FN56. 42 U.S.C. § 2000e–2(i).

EEOC interpreted the meaning and scope of this exception in a 1988 policy statement. It concluded in that policy statement that the exemption demonstrated Congress's intent to encourage employment opportunities to Indians generally, without allowing discrimination among different Indian tribes. FN57 The Ninth Circuit agreed with this interpretation of the 1988 policy statement in Dawavendewa I.FN58 As DOI points out, however, the 1988 policy statement does not address the specific issue in this case; namely, whether a tribe-specific hiring preference maintained by an employer complying with the terms of a DOI-approved lease for the development of the tribe's natural resources that are held in trust by the federal government is discrimination in the first place.

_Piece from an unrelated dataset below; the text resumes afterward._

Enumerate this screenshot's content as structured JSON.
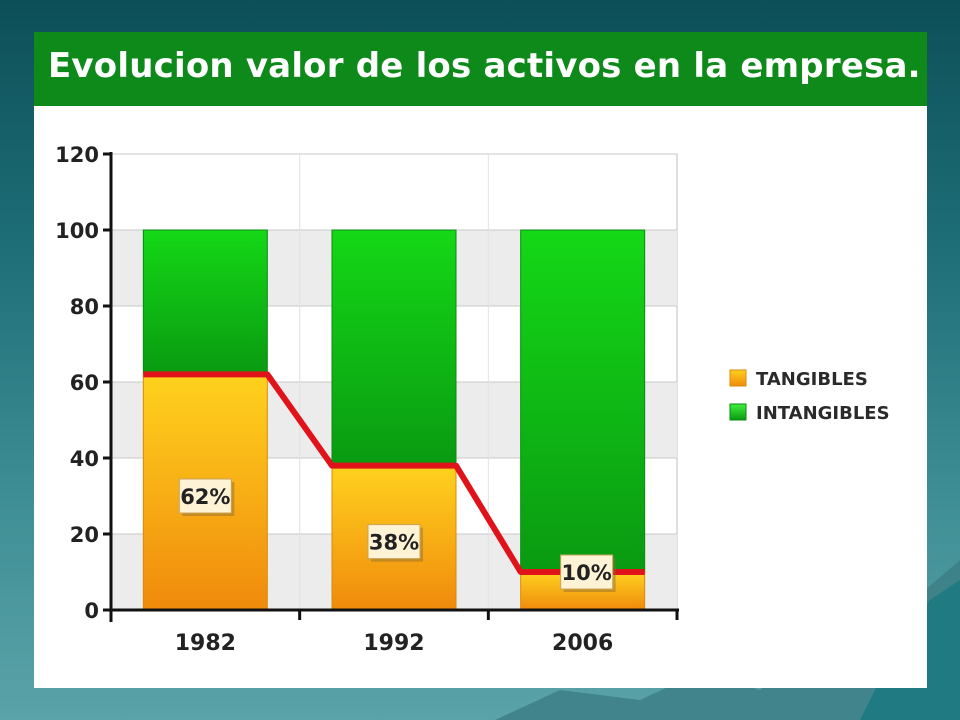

As discussed above, the court concludes that such a preference is not unlawful national origin discrimination but a political classification and thus not within the scope of Title VII. While it is likely that Congress intended to only exempt Indian employment preferences in general and not tribe-specific preferences from Title VII in situations where an employer discriminates against members of a particular tribe without oversight or approval by the federal government, that is not the situation presented in this case.

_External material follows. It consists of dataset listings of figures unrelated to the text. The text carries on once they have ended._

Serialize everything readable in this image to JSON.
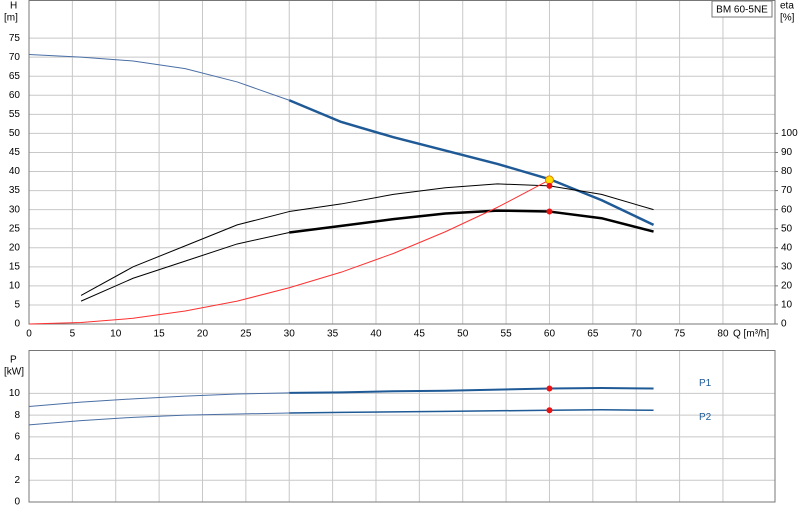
{
  "chart_data": [
    {
      "type": "line",
      "title": "BM 60-5NE",
      "xlabel": "Q [m³/h]",
      "ylabel": [
        "H",
        "[m]"
      ],
      "y2label": [
        "eta",
        "[%]"
      ],
      "x": [
        0,
        6,
        12,
        18,
        24,
        30,
        36,
        42,
        48,
        54,
        60,
        66,
        72
      ],
      "xlim": [
        0,
        86
      ],
      "xticks": [
        0,
        5,
        10,
        15,
        20,
        25,
        30,
        35,
        40,
        45,
        50,
        55,
        60,
        65,
        70,
        75,
        80
      ],
      "ylim": [
        0,
        85
      ],
      "yticks": [
        0,
        5,
        10,
        15,
        20,
        25,
        30,
        35,
        40,
        45,
        50,
        55,
        60,
        65,
        70,
        75
      ],
      "y2lim": [
        0,
        170
      ],
      "y2ticks": [
        0,
        10,
        20,
        30,
        40,
        50,
        60,
        70,
        80,
        90,
        100
      ],
      "grid": true,
      "series": [
        {
          "color": "#4a6fa5",
          "width": 1,
          "values": [
            70.7,
            70,
            69,
            67,
            63.5,
            58.7,
            null,
            null,
            null,
            null,
            null,
            null,
            null
          ]
        },
        {
          "color": "#1f5a96",
          "width": 2.5,
          "values": [
            null,
            null,
            null,
            null,
            null,
            58.7,
            53,
            49,
            45.5,
            42,
            38,
            32.5,
            26
          ]
        },
        {
          "color": "#000000",
          "width": 1,
          "axis": "y2",
          "values": [
            null,
            15,
            30,
            41,
            52,
            59,
            63,
            68,
            71.5,
            73.5,
            72.5,
            68,
            60
          ]
        },
        {
          "color": "#000000",
          "width": 1,
          "axis": "y2",
          "values": [
            null,
            12,
            24,
            33,
            42,
            48,
            null,
            null,
            null,
            null,
            null,
            null,
            null
          ]
        },
        {
          "color": "#000000",
          "width": 2.5,
          "axis": "y2",
          "values": [
            null,
            null,
            null,
            null,
            null,
            48,
            51.5,
            55,
            58,
            59.5,
            59,
            55.5,
            48.5
          ]
        },
        {
          "color": "#ff3030",
          "width": 1,
          "values": [
            0,
            0.38,
            1.5,
            3.4,
            6,
            9.5,
            13.6,
            18.5,
            24.2,
            30.6,
            37.8,
            null,
            null
          ]
        }
      ],
      "markers": [
        {
          "x": 60,
          "y": 37.8,
          "color": "#ffdd00"
        },
        {
          "x": 60,
          "y": 72.5,
          "axis": "y2",
          "color": "#ee1111"
        },
        {
          "x": 60,
          "y": 59,
          "axis": "y2",
          "color": "#ee1111"
        }
      ]
    },
    {
      "type": "line",
      "ylabel": [
        "P",
        "[kW]"
      ],
      "x": [
        0,
        6,
        12,
        18,
        24,
        30,
        36,
        42,
        48,
        54,
        60,
        66,
        72
      ],
      "xlim": [
        0,
        86
      ],
      "xgrid": [
        0,
        5,
        10,
        15,
        20,
        25,
        30,
        35,
        40,
        45,
        50,
        55,
        60,
        65,
        70,
        75,
        80
      ],
      "ylim": [
        0,
        14
      ],
      "yticks": [
        0,
        2,
        4,
        6,
        8,
        10
      ],
      "grid": true,
      "series": [
        {
          "color": "#4a6fa5",
          "width": 1,
          "values": [
            8.8,
            9.2,
            9.5,
            9.75,
            9.95,
            10.05,
            null,
            null,
            null,
            null,
            null,
            null,
            null
          ]
        },
        {
          "name": "P1",
          "color": "#1f5a96",
          "width": 2,
          "values": [
            null,
            null,
            null,
            null,
            null,
            10.05,
            10.1,
            10.2,
            10.25,
            10.35,
            10.45,
            10.5,
            10.45
          ]
        },
        {
          "color": "#4a6fa5",
          "width": 1,
          "values": [
            7.1,
            7.5,
            7.8,
            8.0,
            8.1,
            8.2,
            null,
            null,
            null,
            null,
            null,
            null,
            null
          ]
        },
        {
          "name": "P2",
          "color": "#1f5a96",
          "width": 1.5,
          "values": [
            null,
            null,
            null,
            null,
            null,
            8.2,
            8.25,
            8.3,
            8.35,
            8.4,
            8.45,
            8.5,
            8.45
          ]
        }
      ],
      "markers": [
        {
          "x": 60,
          "y": 10.45,
          "color": "#ee1111"
        },
        {
          "x": 60,
          "y": 8.45,
          "color": "#ee1111"
        }
      ]
    }
  ]
}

FN57. Dawavendewa I, 154 F.3d at 1121 (discussing the 1988 policy statement).

FN58. Id. at 1121–24.

Furthermore, the court cannot conclude that by only including an exemption in Title VII for Indian employment preferences in general, Congress implicitly intended to prohibit every type of tribe-specific employment preference. Implied repeals are disfavored .FN59 The DOI's practice of including tribe-specific employment preferences in mining leases dates back to before the passage of Title VII, and, as discussed above, such preferences are a part of the federal government's attempt to meet its various obligations towards the Nation and to foster tribal self-sufficiency, self-governance, and economic development. In addition, the Nation has located and identified at least 326 DOI-approved business leases on tribal lands within the last decade that include a tribespecific employment preference. Elimination of this longstanding and ubiquitous DOI practice would require a far more explicit showing of Congress's intention to do so than is reflected in § 703(I).

FN59. Mancari, 417 U.S. at 549–50.

V. CONCLUSION

For the reasons above, DOI's Third–Party Defendants' Motion for Summary Judgment as to Peabody Western Coal Company's Third–Party Complaint at docket 243 is hereby GRANTED, and the Nation's Renewed Motion to Dismiss, or in the alternative, Motion for Summary Judgment, on the Merits of Navajo Tribal Preference in Employment is hereby GRANTED. The Clerk of Court will please enter judgment dismissing plaintiff's claims with prejudice and dismissing all third-party claims and counterclaims without prejudice.

*9 DATED this 17th day of October 2012.